I bought a whole pork shoulder to smoke for the holiday. It has the skin on it. Do I just put rub on the skin, score the skin then rub it, or what for the best results? Also, it's about 9.5 lbs. I figure about 14 to 15 hours at 225 will be a good guess. Does that sound fairly close?
post #2 of 6
Hit roll call and get a proper introduction, as far as the skin, remove it and leave about a 1/4" of fat and rub,cooking time is close, foil at 160* and finish to 205* for pulled pork!
BTW, Welcome to the SMF PDT_Armataz_01_34.gif
post #3 of 6
i leave the skin on & inject & rub the skinless side using a drip pan spritzing & saving some for the finishing sauce. but thats me.
post #4 of 6
In my opinion.....Bubba nailed it.
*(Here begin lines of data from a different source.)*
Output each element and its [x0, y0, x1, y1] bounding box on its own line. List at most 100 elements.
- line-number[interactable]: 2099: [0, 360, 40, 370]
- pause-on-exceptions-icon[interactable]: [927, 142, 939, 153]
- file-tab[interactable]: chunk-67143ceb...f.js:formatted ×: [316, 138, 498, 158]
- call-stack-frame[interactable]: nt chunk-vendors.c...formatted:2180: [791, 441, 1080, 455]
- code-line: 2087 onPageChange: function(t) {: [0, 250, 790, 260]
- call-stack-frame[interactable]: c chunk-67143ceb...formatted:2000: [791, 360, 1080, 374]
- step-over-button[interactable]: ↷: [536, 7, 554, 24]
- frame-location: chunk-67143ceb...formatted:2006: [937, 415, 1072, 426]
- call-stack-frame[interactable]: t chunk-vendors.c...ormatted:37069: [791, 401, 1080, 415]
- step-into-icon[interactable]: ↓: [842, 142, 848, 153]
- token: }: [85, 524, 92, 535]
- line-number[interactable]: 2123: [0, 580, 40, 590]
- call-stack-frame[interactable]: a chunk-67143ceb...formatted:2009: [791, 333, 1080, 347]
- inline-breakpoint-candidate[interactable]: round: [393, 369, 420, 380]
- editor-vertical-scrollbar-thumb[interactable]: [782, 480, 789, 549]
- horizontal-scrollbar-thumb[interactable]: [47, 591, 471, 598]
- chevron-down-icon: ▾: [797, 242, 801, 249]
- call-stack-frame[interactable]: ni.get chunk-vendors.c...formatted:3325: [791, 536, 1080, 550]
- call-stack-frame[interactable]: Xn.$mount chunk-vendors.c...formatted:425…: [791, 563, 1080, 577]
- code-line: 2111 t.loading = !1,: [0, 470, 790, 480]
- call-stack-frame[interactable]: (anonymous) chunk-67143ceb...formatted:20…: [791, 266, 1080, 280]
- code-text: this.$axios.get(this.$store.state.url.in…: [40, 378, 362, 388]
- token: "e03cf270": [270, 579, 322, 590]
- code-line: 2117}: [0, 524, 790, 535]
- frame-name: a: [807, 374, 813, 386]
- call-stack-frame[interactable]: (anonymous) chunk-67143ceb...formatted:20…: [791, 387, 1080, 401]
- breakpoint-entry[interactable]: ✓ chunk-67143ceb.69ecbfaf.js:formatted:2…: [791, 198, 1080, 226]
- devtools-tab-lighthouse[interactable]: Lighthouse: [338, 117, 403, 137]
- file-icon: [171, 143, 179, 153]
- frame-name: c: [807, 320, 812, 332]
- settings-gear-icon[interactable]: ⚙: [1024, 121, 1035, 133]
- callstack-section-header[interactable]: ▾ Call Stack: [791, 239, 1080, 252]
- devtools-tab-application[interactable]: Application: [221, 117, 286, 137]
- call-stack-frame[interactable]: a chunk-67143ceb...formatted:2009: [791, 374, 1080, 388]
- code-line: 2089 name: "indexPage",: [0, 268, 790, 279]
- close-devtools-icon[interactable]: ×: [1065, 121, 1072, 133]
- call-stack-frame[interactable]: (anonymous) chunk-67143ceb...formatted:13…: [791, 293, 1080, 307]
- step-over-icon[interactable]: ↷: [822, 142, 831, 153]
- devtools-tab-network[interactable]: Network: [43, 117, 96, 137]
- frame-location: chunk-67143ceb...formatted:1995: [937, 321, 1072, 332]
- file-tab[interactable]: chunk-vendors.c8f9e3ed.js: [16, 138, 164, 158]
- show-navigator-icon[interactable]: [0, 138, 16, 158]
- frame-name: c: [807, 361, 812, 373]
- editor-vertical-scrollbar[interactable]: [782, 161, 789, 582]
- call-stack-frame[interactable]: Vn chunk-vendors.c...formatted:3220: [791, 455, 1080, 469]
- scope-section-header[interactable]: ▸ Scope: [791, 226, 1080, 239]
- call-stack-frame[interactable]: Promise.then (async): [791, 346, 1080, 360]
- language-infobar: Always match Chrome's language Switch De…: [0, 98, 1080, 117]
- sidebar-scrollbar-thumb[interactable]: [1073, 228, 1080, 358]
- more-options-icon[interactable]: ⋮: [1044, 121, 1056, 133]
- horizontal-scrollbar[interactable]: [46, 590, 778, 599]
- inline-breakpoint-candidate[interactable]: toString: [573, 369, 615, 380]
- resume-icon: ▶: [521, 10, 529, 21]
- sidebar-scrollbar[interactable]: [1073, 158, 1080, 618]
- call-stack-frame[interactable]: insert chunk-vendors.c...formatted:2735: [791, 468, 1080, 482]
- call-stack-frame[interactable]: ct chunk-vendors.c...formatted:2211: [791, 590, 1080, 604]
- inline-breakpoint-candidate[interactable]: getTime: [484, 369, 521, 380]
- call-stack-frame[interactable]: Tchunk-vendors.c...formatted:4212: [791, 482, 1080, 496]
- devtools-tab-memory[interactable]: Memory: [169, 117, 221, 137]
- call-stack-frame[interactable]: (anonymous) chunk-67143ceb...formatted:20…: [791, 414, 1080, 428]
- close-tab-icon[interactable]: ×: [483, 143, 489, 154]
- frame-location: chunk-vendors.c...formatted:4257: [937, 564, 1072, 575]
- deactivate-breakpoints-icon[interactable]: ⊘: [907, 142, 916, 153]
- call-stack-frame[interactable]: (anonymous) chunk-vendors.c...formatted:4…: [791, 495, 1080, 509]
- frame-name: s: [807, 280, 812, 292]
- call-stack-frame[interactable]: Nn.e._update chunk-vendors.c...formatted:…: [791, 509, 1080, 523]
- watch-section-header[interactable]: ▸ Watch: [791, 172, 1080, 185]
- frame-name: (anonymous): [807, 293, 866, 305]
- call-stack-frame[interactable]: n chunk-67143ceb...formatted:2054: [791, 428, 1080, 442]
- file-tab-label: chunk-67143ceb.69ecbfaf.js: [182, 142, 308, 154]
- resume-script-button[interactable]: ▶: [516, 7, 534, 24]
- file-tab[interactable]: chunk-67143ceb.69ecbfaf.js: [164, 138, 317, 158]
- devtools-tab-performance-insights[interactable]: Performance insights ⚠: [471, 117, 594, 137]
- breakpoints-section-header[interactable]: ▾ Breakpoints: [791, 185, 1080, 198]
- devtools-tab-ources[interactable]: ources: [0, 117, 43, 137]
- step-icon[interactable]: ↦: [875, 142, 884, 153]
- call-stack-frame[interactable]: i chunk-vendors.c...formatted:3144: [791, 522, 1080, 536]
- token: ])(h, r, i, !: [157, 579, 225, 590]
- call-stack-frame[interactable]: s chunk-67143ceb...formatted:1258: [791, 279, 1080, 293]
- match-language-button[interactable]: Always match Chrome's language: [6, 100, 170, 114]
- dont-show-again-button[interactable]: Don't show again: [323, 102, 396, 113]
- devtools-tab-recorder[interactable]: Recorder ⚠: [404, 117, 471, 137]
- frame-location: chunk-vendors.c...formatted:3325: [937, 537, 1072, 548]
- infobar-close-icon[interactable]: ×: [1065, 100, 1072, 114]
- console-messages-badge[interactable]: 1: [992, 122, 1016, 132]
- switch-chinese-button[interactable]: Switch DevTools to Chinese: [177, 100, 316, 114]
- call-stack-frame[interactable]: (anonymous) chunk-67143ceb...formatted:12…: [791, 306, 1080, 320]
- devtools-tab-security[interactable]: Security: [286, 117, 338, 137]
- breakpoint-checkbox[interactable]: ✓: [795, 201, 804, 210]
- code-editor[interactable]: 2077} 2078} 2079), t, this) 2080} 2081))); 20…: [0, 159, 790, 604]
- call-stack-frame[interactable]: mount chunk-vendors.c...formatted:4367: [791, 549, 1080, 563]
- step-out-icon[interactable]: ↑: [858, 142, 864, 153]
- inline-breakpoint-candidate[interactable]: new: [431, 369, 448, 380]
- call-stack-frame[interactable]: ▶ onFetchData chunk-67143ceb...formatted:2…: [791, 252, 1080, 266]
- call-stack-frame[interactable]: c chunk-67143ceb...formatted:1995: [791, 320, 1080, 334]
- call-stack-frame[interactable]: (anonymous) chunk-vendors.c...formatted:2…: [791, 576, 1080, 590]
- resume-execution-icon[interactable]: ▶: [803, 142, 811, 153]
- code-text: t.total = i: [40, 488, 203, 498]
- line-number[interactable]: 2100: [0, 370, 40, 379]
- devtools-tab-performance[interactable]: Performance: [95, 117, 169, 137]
PDT_Armataz_01_34.gif
post #5 of 6
What bubba said but also quit adding smoke at 140' and spray with liquid (I use apple juice) once every hour or so..

Welcome to SMF
post #6 of 6
There is no need to remove or score the skin either one. Rub the exposed meat and cook. The skin really seems to hold in the juices and flavor. Smoke it the entire length of the cook. Pork shoulders and butts and such take smoke really well.